Netflix CEO Reed Hastings

Netflix Tests New Lower Streaming Price, Gives CEO 50 Percent Raise

Netflix defied the expectations of industry analysts by actually testing out lower prices as the year comes to a close.

At the same time, the Los Gatos, California, video streaming service announced that its top executives would get massive pay hikes as a pat on the back for jobs well done, according to Business Week. CEO Reed Hastings will see his annual paycheck jump 50 percent, to $3 million, plus another $3 million in stock options.

Right now, those stock options are looking pretty good. Hastings led the company’s stock to a 294-point gain in 2013, the biggest increase of any stock on the Standard & Poor’s 500.

The man in charge of Netflix content, Ted Sarandos, will see his own bank account swell by $2.8 million this coming year, with another $2 million in stock options. In other words, the company’s Number Two Man will make almost as much dough as the man who gives him his marching orders.

While many analysts anticipated that Netflix may boost its monthly streaming subscription price of $7.99 in order to pay for more and better content, the company may be headed in the other direction.
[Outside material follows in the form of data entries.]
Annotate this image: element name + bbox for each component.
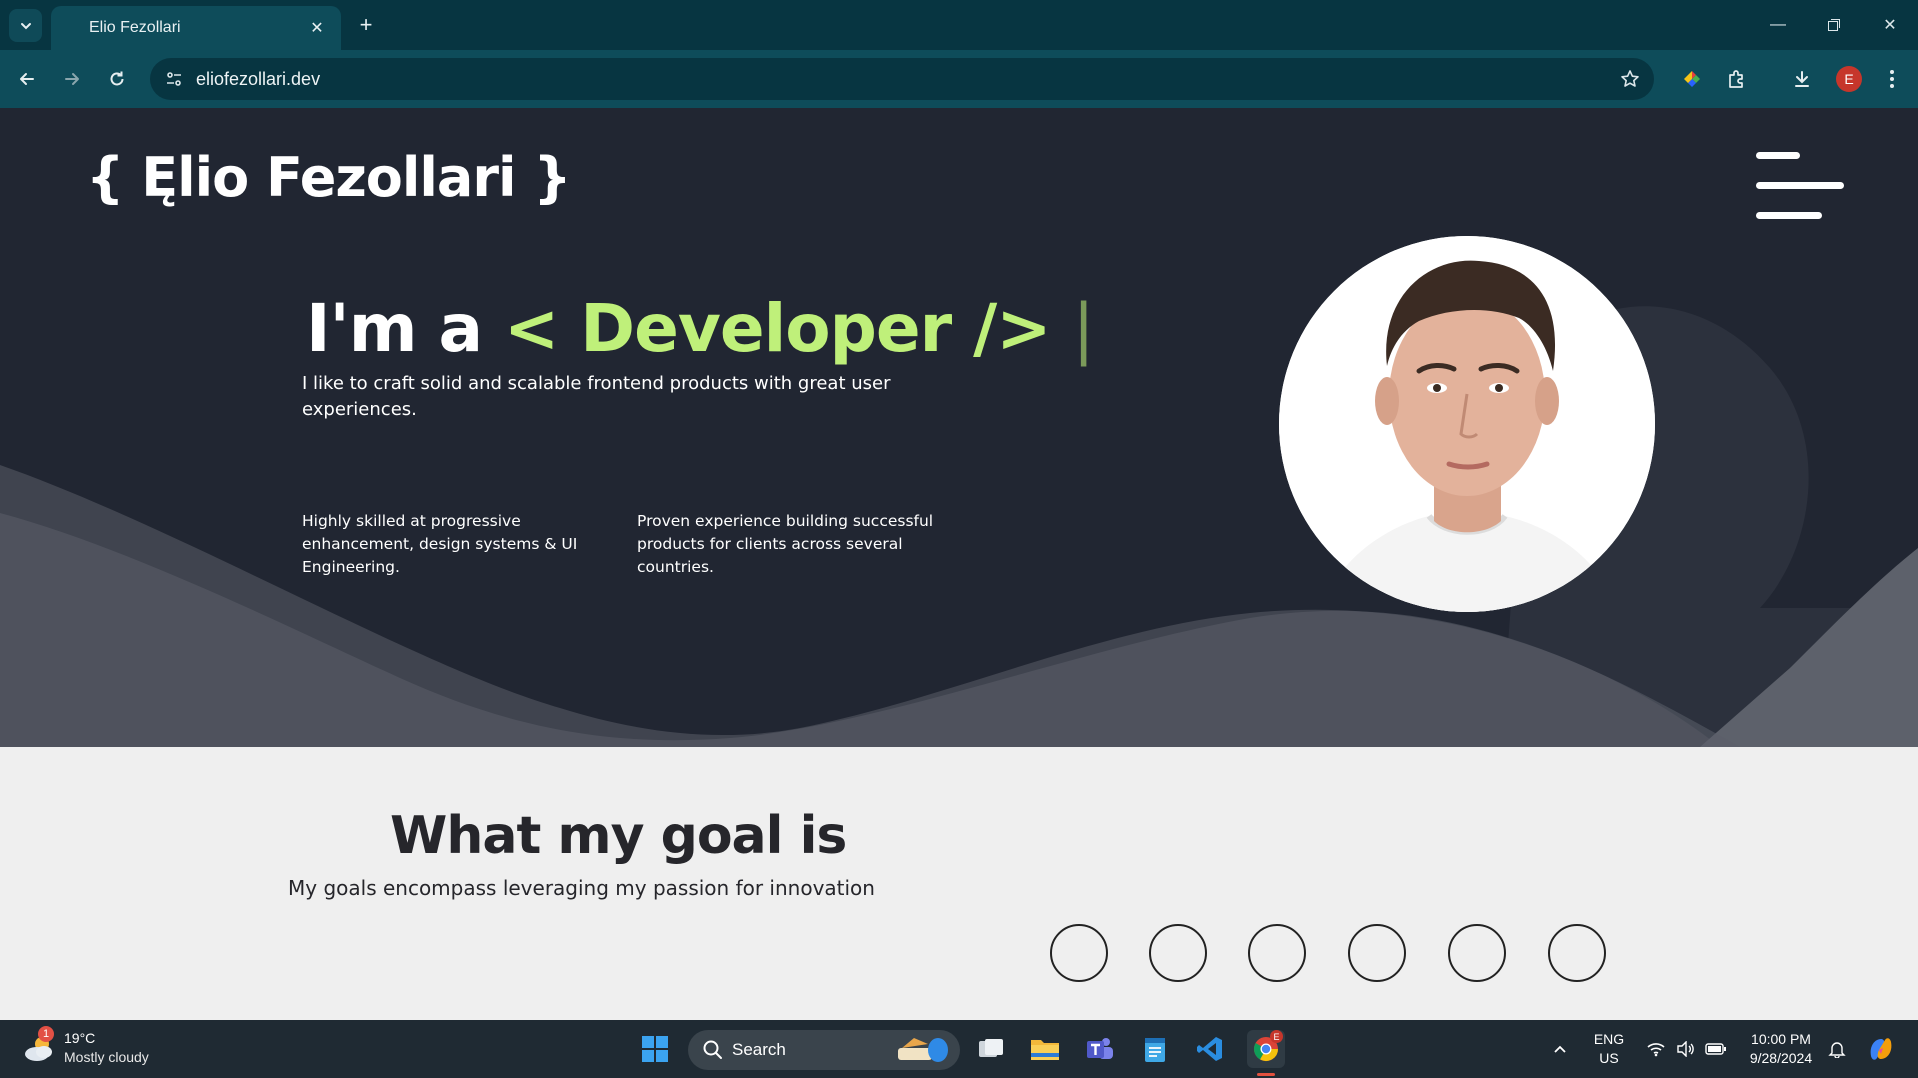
feature-text-experience: Proven experience building successful pr… xyxy=(637,512,934,576)
wifi-icon[interactable] xyxy=(1645,1038,1667,1060)
extensions-puzzle-icon[interactable] xyxy=(1720,63,1752,95)
download-icon[interactable] xyxy=(1786,63,1818,95)
tab-close-icon[interactable]: ✕ xyxy=(307,18,327,38)
restore-icon[interactable] xyxy=(1816,8,1852,42)
carousel-dot-6[interactable] xyxy=(1548,924,1606,982)
vscode-icon[interactable] xyxy=(1191,1030,1229,1068)
windows-taskbar: 1 19°C Mostly cloudy Search E ENG US 10:… xyxy=(0,1020,1918,1078)
search-highlight-icon xyxy=(898,1038,948,1062)
hero-headline: I'm a < Developer /> | xyxy=(306,290,1095,367)
hero-subtitle: I like to craft solid and scalable front… xyxy=(302,373,891,420)
language-code: ENG xyxy=(1593,1031,1625,1047)
url-text: eliofezollari.dev xyxy=(196,69,321,89)
profile-photo xyxy=(1279,236,1655,612)
carousel-dot-3[interactable] xyxy=(1248,924,1306,982)
copilot-icon[interactable] xyxy=(1864,1030,1898,1068)
minimize-icon[interactable]: — xyxy=(1760,8,1796,42)
hamburger-menu-icon[interactable] xyxy=(1756,152,1846,219)
tab-title: Elio Fezollari xyxy=(89,19,181,36)
goal-section-title: What my goal is xyxy=(390,806,847,866)
browser-toolbar: eliofezollari.dev E xyxy=(0,50,1918,108)
site-info-icon[interactable] xyxy=(162,67,186,91)
bookmark-star-icon[interactable] xyxy=(1618,67,1642,91)
hero-section: { Ęlio Fezollari } I'm a < Developer /> … xyxy=(0,108,1918,747)
search-label: Search xyxy=(732,1040,786,1059)
notification-bell-icon[interactable] xyxy=(1826,1038,1848,1060)
profile-avatar[interactable]: E xyxy=(1836,66,1862,92)
browser-menu-icon[interactable] xyxy=(1876,63,1908,95)
close-window-icon[interactable]: ✕ xyxy=(1872,8,1908,42)
carousel-dot-2[interactable] xyxy=(1149,924,1207,982)
windows-start-icon[interactable] xyxy=(636,1030,674,1068)
active-app-indicator xyxy=(1257,1073,1275,1076)
battery-icon[interactable] xyxy=(1705,1038,1727,1060)
new-tab-button[interactable]: + xyxy=(352,11,380,39)
back-icon[interactable] xyxy=(10,62,44,96)
task-view-icon[interactable] xyxy=(972,1030,1010,1068)
carousel-dot-5[interactable] xyxy=(1448,924,1506,982)
file-explorer-icon[interactable] xyxy=(1026,1030,1064,1068)
carousel-dot-4[interactable] xyxy=(1348,924,1406,982)
reload-icon[interactable] xyxy=(100,62,134,96)
typing-cursor: | xyxy=(1072,290,1095,367)
clock[interactable]: 10:00 PM 9/28/2024 xyxy=(1740,1030,1822,1068)
headline-accent: < Developer /> xyxy=(504,290,1052,367)
address-bar[interactable]: eliofezollari.dev xyxy=(150,58,1654,100)
volume-icon[interactable] xyxy=(1675,1038,1697,1060)
carousel-dot-1[interactable] xyxy=(1050,924,1108,982)
browser-titlebar: Elio Fezollari ✕ + — ✕ xyxy=(0,0,1918,50)
region-code: US xyxy=(1599,1050,1619,1066)
chrome-icon[interactable]: E xyxy=(1247,1030,1285,1068)
browser-tab-active[interactable]: Elio Fezollari ✕ xyxy=(51,6,341,50)
chevron-down-icon xyxy=(20,22,31,29)
weather-description: Mostly cloudy xyxy=(64,1049,149,1065)
feature-text-skills: Highly skilled at progressive enhancemen… xyxy=(302,512,578,576)
teams-icon[interactable] xyxy=(1081,1030,1119,1068)
chrome-profile-badge: E xyxy=(1270,1030,1283,1043)
show-hidden-icons-chevron-icon[interactable] xyxy=(1549,1038,1571,1060)
goal-section-subtitle: My goals encompass leveraging my passion… xyxy=(288,876,875,900)
taskbar-search-box[interactable]: Search xyxy=(688,1030,960,1070)
headline-prefix: I'm a xyxy=(306,290,505,367)
notepad-icon[interactable] xyxy=(1136,1030,1174,1068)
weather-temperature: 19°C xyxy=(64,1030,96,1046)
color-extension-icon[interactable] xyxy=(1676,63,1708,95)
clock-time: 10:00 PM xyxy=(1751,1031,1811,1047)
forward-icon[interactable] xyxy=(55,62,89,96)
language-indicator[interactable]: ENG US xyxy=(1590,1030,1628,1068)
site-logo[interactable]: { Ęlio Fezollari } xyxy=(86,146,572,209)
clock-date: 9/28/2024 xyxy=(1749,1050,1813,1066)
tab-search-button[interactable] xyxy=(9,9,42,42)
weather-alert-badge: 1 xyxy=(38,1026,54,1042)
search-icon xyxy=(703,1040,722,1059)
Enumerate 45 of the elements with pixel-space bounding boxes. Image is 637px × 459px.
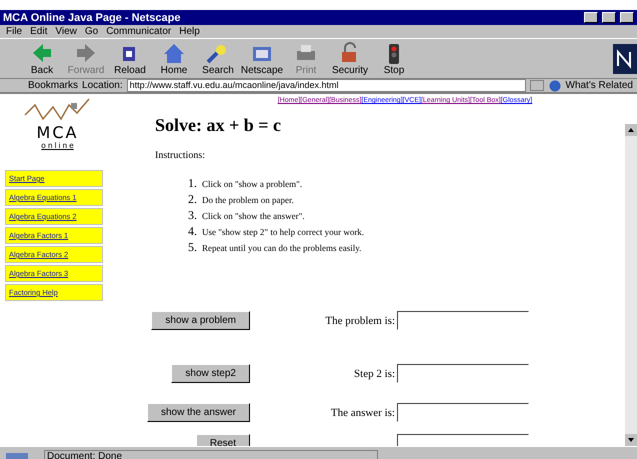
list-number: 3. bbox=[188, 208, 198, 223]
connection-icon bbox=[4, 450, 30, 459]
page-heading: Solve: ax + b = c bbox=[155, 115, 282, 136]
menu-item[interactable]: Communicator bbox=[106, 26, 172, 37]
status-text: Document: Done bbox=[44, 450, 378, 459]
toolbar-button[interactable]: Home bbox=[152, 41, 196, 76]
maximize-button[interactable] bbox=[602, 12, 616, 23]
action-button[interactable]: show a problem bbox=[151, 311, 250, 330]
window-title: MCA Online Java Page - Netscape bbox=[3, 12, 182, 24]
menu-item[interactable]: Help bbox=[179, 26, 200, 37]
instructions-label: Instructions: bbox=[155, 150, 206, 161]
toolbar-button[interactable]: Back bbox=[20, 41, 64, 76]
toolbar-button[interactable]: Search bbox=[196, 41, 240, 76]
location-label: Location: bbox=[82, 80, 123, 91]
globe-icon bbox=[548, 80, 562, 92]
toolbar-button[interactable]: Reload bbox=[108, 41, 152, 76]
field-label: The answer is: bbox=[330, 406, 396, 418]
whats-related-button[interactable]: What's Related bbox=[566, 80, 633, 91]
list-number: 4. bbox=[188, 224, 198, 239]
field-label: Step 2 is: bbox=[354, 368, 396, 380]
menu-item[interactable]: Go bbox=[84, 26, 98, 37]
menu-item[interactable]: File bbox=[6, 26, 22, 37]
url-field[interactable]: http://www.staff.vu.edu.au/mcaonline/java/index.html bbox=[126, 79, 526, 92]
close-button[interactable] bbox=[620, 12, 634, 23]
list-number: 5. bbox=[188, 240, 198, 255]
instruction-text: Repeat until you can do the problems easily. bbox=[202, 243, 362, 253]
bookmarks-button[interactable]: Bookmarks bbox=[28, 80, 78, 91]
field-label: The problem is: bbox=[325, 314, 396, 326]
logo-subtitle: o n l i n e bbox=[41, 141, 74, 150]
action-button[interactable]: show the answer bbox=[146, 403, 250, 422]
menu-item[interactable]: View bbox=[55, 26, 77, 37]
instruction-text: Use "show step 2" to help correct your work. bbox=[202, 227, 364, 237]
instruction-text: Do the problem on paper. bbox=[202, 195, 294, 205]
instruction-text: Click on "show a problem". bbox=[202, 179, 302, 189]
menu-item[interactable]: Edit bbox=[30, 26, 48, 37]
toolbar-button[interactable]: Netscape bbox=[240, 41, 284, 76]
action-button[interactable]: show step2 bbox=[171, 364, 250, 383]
toolbar-button[interactable]: Security bbox=[328, 41, 372, 76]
logo-text: MCA bbox=[36, 125, 78, 141]
action-button[interactable]: Reset bbox=[196, 434, 250, 446]
instruction-text: Click on "show the answer". bbox=[202, 211, 305, 221]
toolbar-button[interactable]: Stop bbox=[372, 41, 416, 76]
minimize-button[interactable] bbox=[584, 12, 598, 23]
list-number: 2. bbox=[188, 192, 198, 207]
list-number: 1. bbox=[188, 176, 198, 191]
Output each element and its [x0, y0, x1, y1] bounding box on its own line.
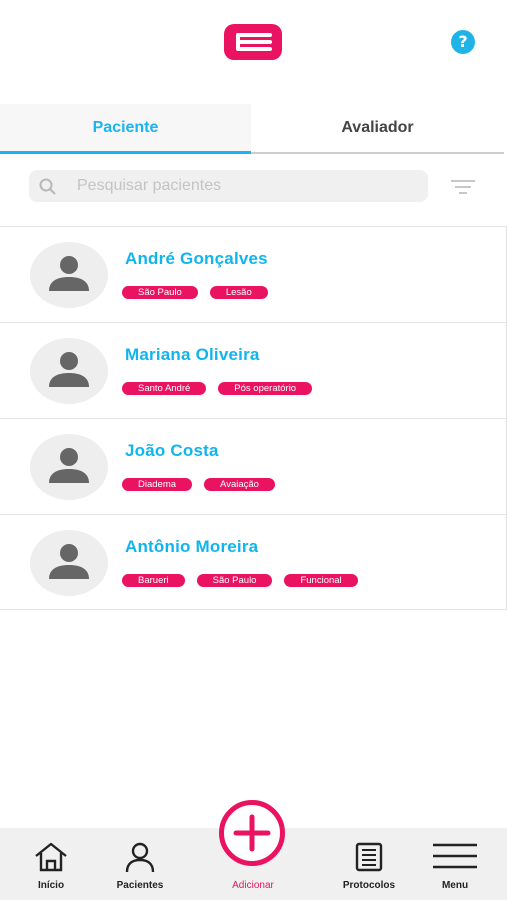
nav-label: Protocolos	[342, 880, 396, 891]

The company announced an experimental price structure that would allow subscribers to shell out just $6.99 per month. The only condition is that they will be able to watch only one Netflix stream at a time.

Currently, users may watch Netflix movies or TV shows on two devices at the same time. For example, Dad could be watching a Clint Eastwood action flick streamed to the living room TV via a Roku device. At the same time, his teenage daughter could be viewing a Zac Efron movie on her iPad in bed.

That possibility will no longer exist under the $6.99 plan. But, under the new experimental plan, Netflix will offer higher prices for more simultaneous streams. According to NBC News, a $9.99 plan will allow three streams at once.

A Netflix spokesperson said that the new pricing will not initially be offered to all customers, and actually, depending on the results of the experiment, may never be.